I have spent the last 15 years ministering in Northern New Jersey the last 13 of which have been in the suburbs. I have seen that the life characterized in films such as the one I recently saw is a fiction with little connection to the lives people actually lead. It communicates this lie: the place where you live gives your life meaning. It is a lie because where you live matters less than who you are living with. It is the relationships we have with God and others that give our lives true meaning. Those who walk with Jesus find meaning and purpose in their lives no matter where they might live. Certainly the life I see today going on in the suburbs in which I have lived in is not empty. If anything our lives might in fact be too full.

A Meaningful Life

This leads me to discuss another lie of our culture: a full life is a meaningful one. Don’t we say upon a person’s death as a compliment that they “lived a full life”? Life and God’s Word teach us something different; an empty life or a full life is not the point. The point is revealed in the question “what are we actually filling our lives with”? A life filled with real people and real prayer will have more meaning than a life filled with random stuff.
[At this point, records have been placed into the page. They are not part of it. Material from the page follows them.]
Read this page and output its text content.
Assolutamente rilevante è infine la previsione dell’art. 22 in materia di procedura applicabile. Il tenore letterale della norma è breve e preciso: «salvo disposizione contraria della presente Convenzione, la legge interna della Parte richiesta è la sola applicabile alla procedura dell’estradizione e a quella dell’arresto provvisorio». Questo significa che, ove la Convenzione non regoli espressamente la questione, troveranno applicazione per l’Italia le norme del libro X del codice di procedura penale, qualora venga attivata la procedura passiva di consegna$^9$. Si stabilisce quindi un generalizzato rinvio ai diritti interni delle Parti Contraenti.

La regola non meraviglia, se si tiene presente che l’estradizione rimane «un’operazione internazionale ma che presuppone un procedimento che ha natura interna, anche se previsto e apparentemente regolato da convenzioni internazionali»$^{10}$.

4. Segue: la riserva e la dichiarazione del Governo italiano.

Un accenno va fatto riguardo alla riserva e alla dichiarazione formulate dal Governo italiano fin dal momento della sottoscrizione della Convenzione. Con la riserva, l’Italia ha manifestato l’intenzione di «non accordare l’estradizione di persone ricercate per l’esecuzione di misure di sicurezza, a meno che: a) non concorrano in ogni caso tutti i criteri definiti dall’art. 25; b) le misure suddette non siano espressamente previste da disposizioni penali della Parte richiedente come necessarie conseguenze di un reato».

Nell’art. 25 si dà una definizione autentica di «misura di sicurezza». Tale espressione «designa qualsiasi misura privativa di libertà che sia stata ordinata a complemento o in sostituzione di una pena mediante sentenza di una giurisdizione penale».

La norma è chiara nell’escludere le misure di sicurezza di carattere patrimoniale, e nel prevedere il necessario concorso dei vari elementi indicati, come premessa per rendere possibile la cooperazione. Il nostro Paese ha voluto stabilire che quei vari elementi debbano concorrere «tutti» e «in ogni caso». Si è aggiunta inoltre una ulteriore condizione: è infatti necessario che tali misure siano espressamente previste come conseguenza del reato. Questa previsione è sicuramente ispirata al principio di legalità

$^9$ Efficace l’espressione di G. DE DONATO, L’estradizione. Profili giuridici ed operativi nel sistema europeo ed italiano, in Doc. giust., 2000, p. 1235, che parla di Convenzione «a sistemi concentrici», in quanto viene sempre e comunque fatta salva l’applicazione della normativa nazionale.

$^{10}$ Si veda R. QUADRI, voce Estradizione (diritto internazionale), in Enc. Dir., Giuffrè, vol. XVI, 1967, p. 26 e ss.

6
According to the Word of God contained in the Bible the place where life happens is not particularly important. How life is lived in that place is what will really matter. How that life will be lived will depend upon who or what we are filling our lives with.

Early Spring Cleaning


When St. Paul wrote to those Christians long ago in his letter to the Ephesians he advocated that we fill our lives with Jesus Christ and those who gather around him He argues powerfully in chapter 4 quoted above that when we do we will find purpose, peace, and solid ground to stand our lives upon. By remaining centered in Jesus Christ we will grow to learn who or what is best to fill our lives with. This coming month we will begin the season of Lent where we get back to what is essential about our faith. It is a perfect time to clean out our spiritual attics and garages of the random stuff that crowds out what is truly necessary to live a life of meaning. It is an opportunity to relearn the basic message of our faith. It is a time to meet Jesus once again and fill our lives with activities guided by God’s spirit. We have a chance to live a life of meaning if we so desire to fill our lives the grace bestowed upon us by his son our Lord Jesus. The message of the Gospel is that there is more than enough grace for all because of what was done at the cross.